Tribuners adalah platform jurnalisme warga. Untuk berkontribusi, anda bisa mengirimkan karya dalam bentuk berita, opini, esai, maupun kolom ke email: redaksi@tribunnews.com.
Konten menjadi tanggungjawab penulis dan tidak mewakili pandangan redaksi tribunnews.com.
Kabinet Zaken, Kapitalisme Non Ersatz, dan Sistem Meritokrasi
Kapitalisme tidak lagi memperkaya diri sendiri namun memajukan kapitalisme industri yang fokus pada kemajuan teknologi dan manufaktur melalui inovasi.
Editor: Hasanudin Aco
Oleh: Eva Nila Sari
Pegawai Komisi Nasional Hak Asasi Manusia
ISTILAH Kabinet Zaken berasal dari Bahasa Belanda yang berarti suatu kabinet yang jajaran menterinya berasal dari kalangan ahli, bukan representasi dari partai politik tertentu.
Kabinet ini terbentuk, pada prinsipnya, untuk menghindari terjadinya malafungsi, praktik korupsi, dan memaksimalkan kinerja para Menteri anggota kabinet.
Berdasarkan sejarah, Pemerintahan Indonesia pernah memiliki beberapa model Kabinet Zaken, di antaranya Kabinet Djuanda yang dipimpin Perdana Menteri Duanda Kartawidjaja (1957-1959), Kabinet Natsir yang dipimpin oleh Perdana Menteri Mohammad Natsir (1950-1951), dan Kabinet Wilopo yang dipimpin oleh Perdana Menteri Wilopo (1952-1953).
Sayangnya, pemerintahan model ini hanya terjadi pada era Presiden pertama RI, Sukarno.
Model pemerintahan ini kembali diperbincangkan seiring desakan publik agar kabinet yang akan dibentuk Presiden terpilih Prabowo mengedepankan pertimbangkan profesionalisme dalam penentuan sosok-sosoknya.
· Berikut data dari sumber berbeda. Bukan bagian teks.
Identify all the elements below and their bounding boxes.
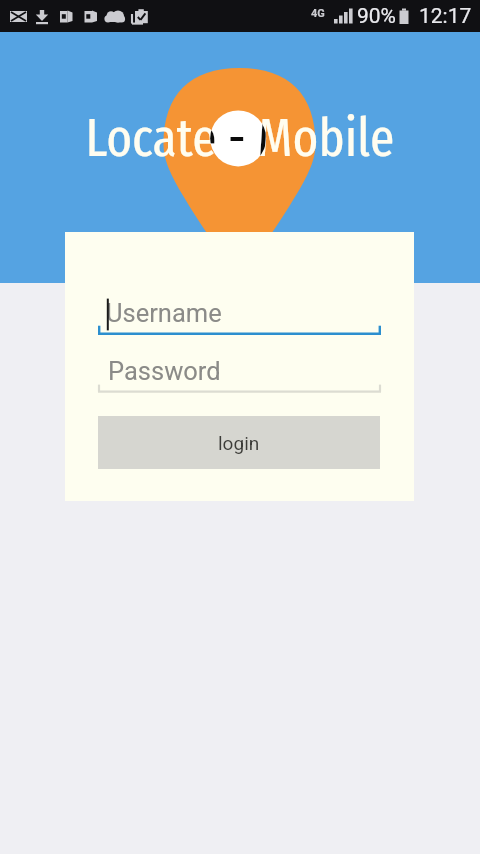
- button[interactable]: Password: [98, 352, 381, 400]
- staticText: Password: [108, 356, 221, 386]
- staticText: 12:17: [419, 4, 472, 29]
- staticText: 4G: [311, 7, 325, 20]
- staticText: 90%: [357, 4, 396, 29]
- staticText: Username: [106, 298, 222, 328]
- button[interactable]: login: [98, 416, 380, 469]
- button[interactable]: Username: [98, 294, 381, 342]
- staticText: login: [218, 432, 260, 454]
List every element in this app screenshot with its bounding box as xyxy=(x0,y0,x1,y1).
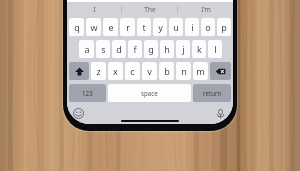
staticText: g xyxy=(148,43,154,55)
button[interactable]: w xyxy=(86,18,101,36)
staticText: i xyxy=(191,21,194,33)
button[interactable]: Emoji keyboard xyxy=(72,107,85,120)
staticText: u xyxy=(173,21,179,33)
staticText: q xyxy=(74,21,80,33)
button[interactable]: h xyxy=(160,40,174,58)
button[interactable]: space xyxy=(108,84,191,102)
staticText: a xyxy=(84,43,90,55)
staticText: f xyxy=(133,43,137,55)
button[interactable]: I xyxy=(67,2,121,17)
button[interactable]: x xyxy=(108,62,123,80)
staticText: n xyxy=(181,65,187,77)
button[interactable]: c xyxy=(125,62,140,80)
button[interactable]: r xyxy=(120,18,135,36)
staticText: k xyxy=(197,43,202,55)
staticText: d xyxy=(116,43,122,55)
staticText: b xyxy=(164,65,170,77)
staticText: l xyxy=(214,43,217,55)
button[interactable]: m xyxy=(193,62,208,80)
button[interactable]: p xyxy=(217,18,231,36)
staticText: o xyxy=(205,21,211,33)
button[interactable]: a xyxy=(79,40,94,58)
button[interactable]: j xyxy=(176,40,190,58)
button[interactable]: o xyxy=(201,18,215,36)
staticText: return xyxy=(203,89,222,97)
staticText: j xyxy=(182,43,185,55)
button[interactable]: b xyxy=(159,62,174,80)
staticText: p xyxy=(221,21,227,33)
button[interactable]: Delete xyxy=(210,62,231,80)
button[interactable]: Shift xyxy=(69,62,89,80)
staticText: The xyxy=(144,5,156,14)
button[interactable]: The xyxy=(122,2,177,17)
button[interactable]: u xyxy=(169,18,183,36)
button[interactable]: e xyxy=(103,18,118,36)
staticText: w xyxy=(90,21,98,33)
button[interactable]: i xyxy=(185,18,199,36)
button[interactable]: 123 xyxy=(69,84,106,102)
button[interactable]: t xyxy=(137,18,151,36)
staticText: space xyxy=(141,89,158,97)
button[interactable]: I'm xyxy=(178,2,233,17)
button[interactable]: v xyxy=(142,62,157,80)
staticText: z xyxy=(96,65,101,77)
staticText: e xyxy=(108,21,114,33)
button[interactable]: n xyxy=(176,62,191,80)
button[interactable]: g xyxy=(144,40,158,58)
button[interactable]: Dictation xyxy=(214,107,227,120)
button[interactable]: z xyxy=(91,62,106,80)
staticText: h xyxy=(164,43,170,55)
staticText: m xyxy=(196,65,205,77)
button[interactable]: s xyxy=(96,40,110,58)
staticText: I xyxy=(93,5,96,14)
button[interactable]: y xyxy=(153,18,167,36)
staticText: s xyxy=(101,43,106,55)
staticText: 123 xyxy=(82,89,93,97)
staticText: y xyxy=(158,21,163,33)
button[interactable]: l xyxy=(208,40,222,58)
staticText: v xyxy=(147,65,152,77)
button[interactable]: f xyxy=(128,40,142,58)
button[interactable]: k xyxy=(192,40,206,58)
staticText: x xyxy=(113,65,118,77)
staticText: t xyxy=(142,21,146,33)
button[interactable]: return xyxy=(193,84,231,102)
button[interactable]: q xyxy=(69,18,84,36)
button[interactable]: d xyxy=(112,40,126,58)
staticText: I'm xyxy=(201,5,211,14)
staticText: c xyxy=(130,65,135,77)
staticText: r xyxy=(126,21,130,33)
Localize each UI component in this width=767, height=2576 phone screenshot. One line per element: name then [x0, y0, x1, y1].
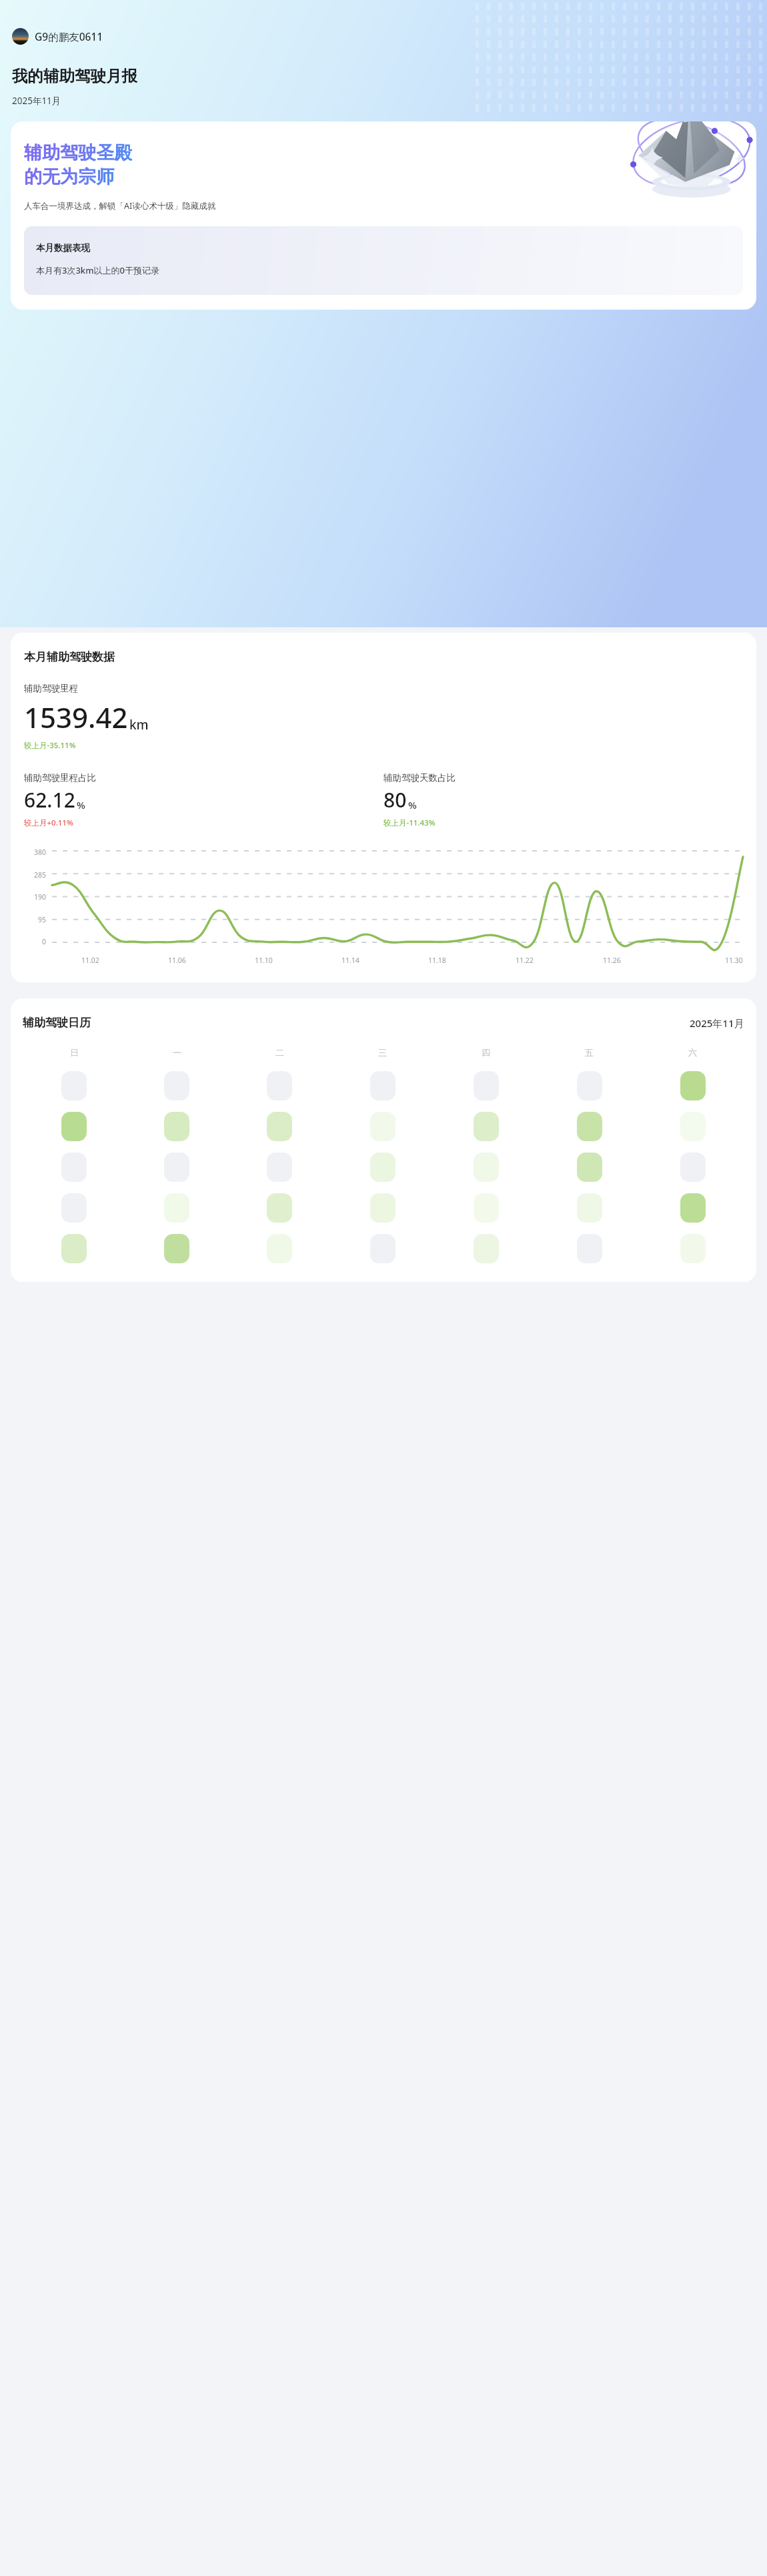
- staticText: 11.14: [341, 956, 359, 965]
- button[interactable]: G9的鹏友0611: [11, 25, 105, 47]
- button[interactable]: [267, 1234, 292, 1263]
- staticText: 11.22: [516, 956, 534, 965]
- staticText: 80: [384, 786, 407, 814]
- staticText: 380: [34, 848, 47, 857]
- staticText: km: [129, 716, 149, 733]
- staticText: 辅助驾驶里程占比: [24, 772, 96, 783]
- staticText: 我的辅助驾驶月报: [12, 66, 137, 86]
- staticText: 11.30: [725, 956, 743, 965]
- button[interactable]: [61, 1234, 87, 1263]
- button[interactable]: 本月辅助驾驶数据: [11, 633, 756, 982]
- button[interactable]: [577, 1112, 602, 1141]
- staticText: %: [408, 798, 417, 812]
- staticText: 1539.42: [24, 698, 128, 736]
- staticText: 六: [688, 1047, 697, 1058]
- staticText: 辅助驾驶日历: [23, 1016, 91, 1030]
- staticText: 2025年11月: [690, 1016, 744, 1030]
- button[interactable]: 辅助驾驶日历: [11, 998, 756, 1282]
- staticText: 较上月-35.11%: [24, 740, 76, 751]
- button[interactable]: [577, 1153, 602, 1182]
- button[interactable]: [164, 1234, 189, 1263]
- staticText: 2025年11月: [12, 95, 61, 107]
- staticText: 95: [38, 915, 47, 924]
- staticText: 日: [70, 1047, 79, 1058]
- button[interactable]: [370, 1234, 396, 1263]
- staticText: 本月辅助驾驶数据: [24, 650, 115, 664]
- button[interactable]: [370, 1153, 396, 1182]
- button[interactable]: [164, 1071, 189, 1100]
- button[interactable]: [680, 1153, 706, 1182]
- staticText: 285: [34, 870, 47, 880]
- button[interactable]: [164, 1193, 189, 1223]
- staticText: 四: [482, 1047, 490, 1058]
- staticText: 11.26: [603, 956, 621, 965]
- staticText: 辅助驾驶圣殿: [24, 141, 132, 164]
- staticText: 11.10: [255, 956, 273, 965]
- button[interactable]: [680, 1234, 706, 1263]
- staticText: %: [77, 798, 85, 812]
- button[interactable]: [164, 1112, 189, 1141]
- button[interactable]: [474, 1071, 499, 1100]
- staticText: 较上月-11.43%: [384, 818, 436, 828]
- staticText: 0: [42, 937, 47, 946]
- button[interactable]: [577, 1071, 602, 1100]
- button[interactable]: [267, 1112, 292, 1141]
- button[interactable]: [370, 1071, 396, 1100]
- staticText: 辅助驾驶天数占比: [384, 772, 456, 783]
- staticText: 本月数据表现: [36, 242, 90, 254]
- staticText: 较上月+0.11%: [24, 818, 73, 828]
- button[interactable]: [370, 1193, 396, 1223]
- button[interactable]: [164, 1153, 189, 1182]
- staticText: G9的鹏友0611: [35, 29, 103, 43]
- button[interactable]: 辅助驾驶圣殿: [11, 121, 756, 310]
- button[interactable]: [61, 1193, 87, 1223]
- button[interactable]: [474, 1234, 499, 1263]
- staticText: 11.02: [81, 956, 99, 965]
- staticText: 11.18: [428, 956, 446, 965]
- button[interactable]: [680, 1071, 706, 1100]
- button[interactable]: [61, 1112, 87, 1141]
- button[interactable]: [474, 1153, 499, 1182]
- staticText: 11.06: [168, 956, 186, 965]
- button[interactable]: [680, 1193, 706, 1223]
- button[interactable]: [61, 1153, 87, 1182]
- staticText: 本月有3次3km以上的0干预记录: [36, 264, 159, 276]
- button[interactable]: [577, 1234, 602, 1263]
- button[interactable]: [267, 1153, 292, 1182]
- button[interactable]: [577, 1193, 602, 1223]
- staticText: 的无为宗师: [24, 166, 114, 188]
- button[interactable]: [474, 1193, 499, 1223]
- staticText: 三: [378, 1047, 387, 1058]
- button[interactable]: [61, 1071, 87, 1100]
- staticText: 二: [275, 1047, 284, 1058]
- button[interactable]: [267, 1193, 292, 1223]
- button[interactable]: [474, 1112, 499, 1141]
- staticText: 一: [173, 1047, 181, 1058]
- staticText: 190: [34, 892, 47, 902]
- button[interactable]: [680, 1112, 706, 1141]
- button[interactable]: [370, 1112, 396, 1141]
- staticText: 人车合一境界达成，解锁「AI读心术十级」隐藏成就: [24, 200, 216, 212]
- staticText: 五: [585, 1047, 594, 1058]
- button[interactable]: [267, 1071, 292, 1100]
- staticText: 辅助驾驶里程: [24, 683, 78, 694]
- staticText: 62.12: [24, 786, 75, 814]
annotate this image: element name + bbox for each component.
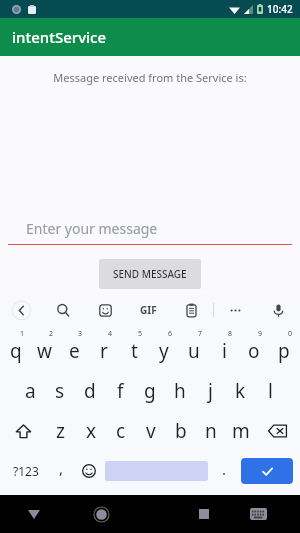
button[interactable]: More options bbox=[214, 295, 257, 325]
button[interactable]: l bbox=[255, 371, 285, 411]
staticText: Message received from the Service is: bbox=[0, 70, 300, 85]
staticText: z bbox=[56, 418, 65, 444]
staticText: 10:42 bbox=[267, 2, 293, 16]
staticText: y bbox=[159, 338, 169, 364]
staticText: p bbox=[278, 338, 290, 364]
button[interactable]: 3 bbox=[59, 325, 89, 371]
staticText: l bbox=[268, 378, 273, 404]
staticText: Enter your message bbox=[26, 219, 158, 238]
button[interactable]: 4 bbox=[89, 325, 119, 371]
staticText: i bbox=[222, 338, 227, 364]
button[interactable]: SEND MESSAGE bbox=[99, 259, 201, 289]
button[interactable]: Home bbox=[67, 495, 135, 533]
staticText: n bbox=[205, 418, 217, 444]
button[interactable]: 8 bbox=[209, 325, 239, 371]
staticText: r bbox=[100, 338, 108, 364]
staticText: . bbox=[222, 459, 227, 479]
button[interactable]: Switch keyboard bbox=[231, 495, 286, 533]
button[interactable]: 7 bbox=[179, 325, 209, 371]
button[interactable]: s bbox=[45, 371, 75, 411]
button[interactable]: Recents bbox=[176, 495, 231, 533]
button[interactable]: a bbox=[15, 371, 45, 411]
staticText: q bbox=[10, 338, 22, 364]
button[interactable]: f bbox=[105, 371, 135, 411]
staticText: t bbox=[131, 338, 138, 364]
button[interactable]: 9 bbox=[239, 325, 269, 371]
button[interactable]: g bbox=[135, 371, 165, 411]
button[interactable]: j bbox=[195, 371, 225, 411]
staticText: 3 bbox=[78, 329, 83, 339]
button[interactable]: d bbox=[75, 371, 105, 411]
staticText: h bbox=[174, 378, 186, 404]
staticText: 7 bbox=[198, 329, 203, 339]
staticText: u bbox=[188, 338, 200, 364]
button[interactable]: v bbox=[136, 411, 166, 451]
staticText: 1 bbox=[20, 329, 25, 339]
button[interactable]: Stickers bbox=[84, 295, 127, 325]
button[interactable]: 2 bbox=[30, 325, 59, 371]
staticText: b bbox=[175, 418, 187, 444]
staticText: g bbox=[144, 378, 156, 404]
staticText: ?123 bbox=[13, 463, 39, 479]
button[interactable]: Backspace bbox=[256, 411, 299, 451]
staticText: e bbox=[69, 338, 80, 364]
button[interactable]: m bbox=[226, 411, 256, 451]
button[interactable]: 1 bbox=[1, 325, 30, 371]
staticText: intentService bbox=[12, 27, 107, 47]
staticText: 9 bbox=[258, 329, 263, 339]
staticText: 5 bbox=[138, 329, 143, 339]
button[interactable]: . bbox=[210, 451, 238, 491]
staticText: 6 bbox=[168, 329, 173, 339]
staticText: 0 bbox=[288, 329, 293, 339]
button[interactable]: Hide keyboard bbox=[0, 495, 67, 533]
staticText: d bbox=[84, 378, 96, 404]
staticText: o bbox=[248, 338, 260, 364]
staticText: SEND MESSAGE bbox=[113, 267, 187, 281]
button[interactable]: Emoji bbox=[75, 451, 103, 491]
button[interactable]: Clipboard bbox=[170, 295, 213, 325]
button[interactable]: 5 bbox=[119, 325, 149, 371]
button[interactable]: z bbox=[45, 411, 76, 451]
button[interactable]: 0 bbox=[269, 325, 299, 371]
button[interactable]: Shift bbox=[1, 411, 45, 451]
button[interactable]: Search bbox=[42, 295, 84, 325]
button[interactable]: Back bbox=[0, 295, 42, 325]
staticText: GIF bbox=[140, 303, 157, 317]
staticText: c bbox=[116, 418, 126, 444]
staticText: 4 bbox=[108, 329, 113, 339]
staticText: v bbox=[146, 418, 156, 444]
staticText: m bbox=[232, 418, 250, 444]
staticText: s bbox=[55, 378, 65, 404]
button[interactable]: Voice input bbox=[257, 295, 300, 325]
staticText: , bbox=[59, 458, 64, 478]
button[interactable]: 6 bbox=[149, 325, 179, 371]
button[interactable]: k bbox=[225, 371, 255, 411]
staticText: w bbox=[37, 338, 52, 364]
staticText: k bbox=[235, 378, 246, 404]
staticText: 8 bbox=[228, 329, 233, 339]
button[interactable]: x bbox=[76, 411, 106, 451]
button[interactable]: h bbox=[165, 371, 195, 411]
staticText: f bbox=[117, 378, 124, 404]
button[interactable]: Enter your message bbox=[8, 219, 292, 245]
button[interactable]: Enter bbox=[241, 458, 293, 484]
staticText: j bbox=[208, 378, 213, 404]
button[interactable]: b bbox=[166, 411, 196, 451]
button[interactable]: GIF bbox=[127, 303, 170, 317]
button[interactable]: n bbox=[196, 411, 226, 451]
staticText: 2 bbox=[49, 329, 54, 339]
button[interactable]: ?123 bbox=[4, 451, 47, 491]
staticText: x bbox=[86, 418, 97, 444]
staticText: a bbox=[25, 378, 36, 404]
button[interactable]: c bbox=[106, 411, 136, 451]
button[interactable]: , bbox=[47, 451, 75, 491]
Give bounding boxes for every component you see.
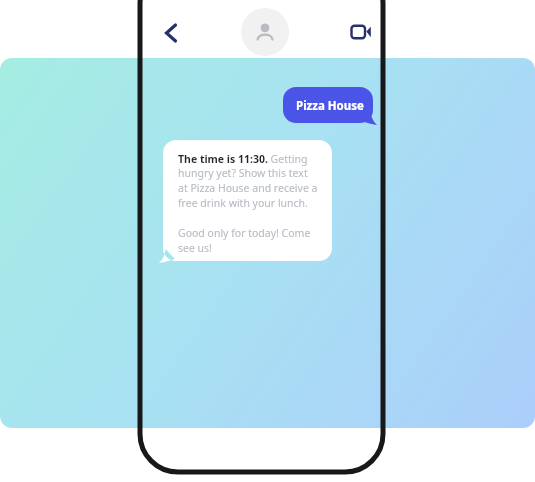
button[interactable]: Pizza House [283,87,373,123]
button[interactable]: Back [152,14,190,52]
button[interactable]: Contact profile [241,8,289,56]
staticText: The time is 11:30. Getting hungry yet? S… [178,152,320,255]
button[interactable]: Video call [342,15,378,49]
button[interactable]: The time is 11:30. Getting hungry yet? S… [163,140,332,261]
staticText: Pizza House [296,98,364,114]
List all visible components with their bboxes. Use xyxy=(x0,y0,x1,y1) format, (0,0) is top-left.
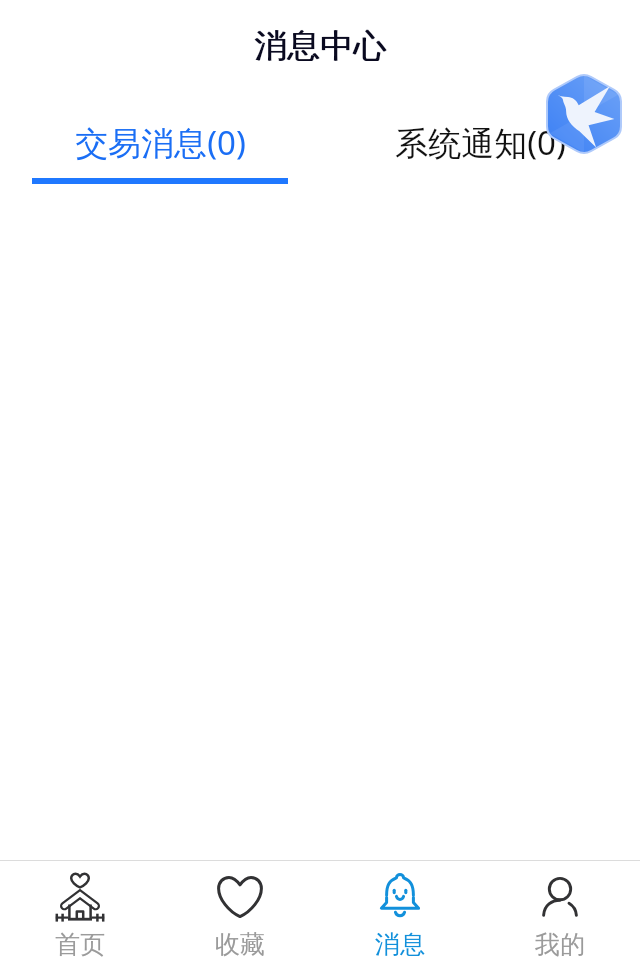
staticText: 消息中心 xyxy=(255,25,387,67)
button[interactable]: 系统通知(0) xyxy=(320,95,640,189)
button[interactable]: App logo xyxy=(546,72,622,156)
staticText: 首页 xyxy=(55,929,105,960)
staticText: 消息 xyxy=(375,929,425,960)
staticText: 我的 xyxy=(535,929,585,960)
staticText: 收藏 xyxy=(215,929,265,960)
staticText: 交易消息(0) xyxy=(75,120,246,165)
button[interactable]: 交易消息(0) xyxy=(0,95,320,189)
button[interactable]: 消息 xyxy=(320,861,480,960)
button[interactable]: 我的 xyxy=(480,861,640,960)
button[interactable]: 首页 xyxy=(0,861,160,960)
staticText: 消息中心 xyxy=(254,25,386,67)
staticText: 系统通知(0) xyxy=(395,120,566,165)
button[interactable]: 收藏 xyxy=(160,861,320,960)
Pemerintahan yang terdiri dari figur-figur yang profesional sesungguhnya telah menjadi mainstream di kalangan negara-negara di dunia ketika kapitalisme telah bergeser dari Kapitalisme model Ersatz yang kental dengan korupsi, kolusi dan sistem kroni, menjadi Kapitalisme Non Ersatz.
Bahkan di kawasan Asia, khususnya 4 (empat) negara macan Asia (Korea Selatan, China, Hongkong, dan Singapura), sebagaimana Eropa dan Amerika, tepatnya sejak abad ke-19, kapitalisme telah mampu melepaskan diri dari feodalisme titip jabatan atau dengan kata lain menganut Kapitalisme Non Ersatz.
Kapitalisme tidak lagi memperkaya diri sendiri namun memajukan kapitalisme industri yang fokus pada kemajuan teknologi dan manufaktur melalui inovasi.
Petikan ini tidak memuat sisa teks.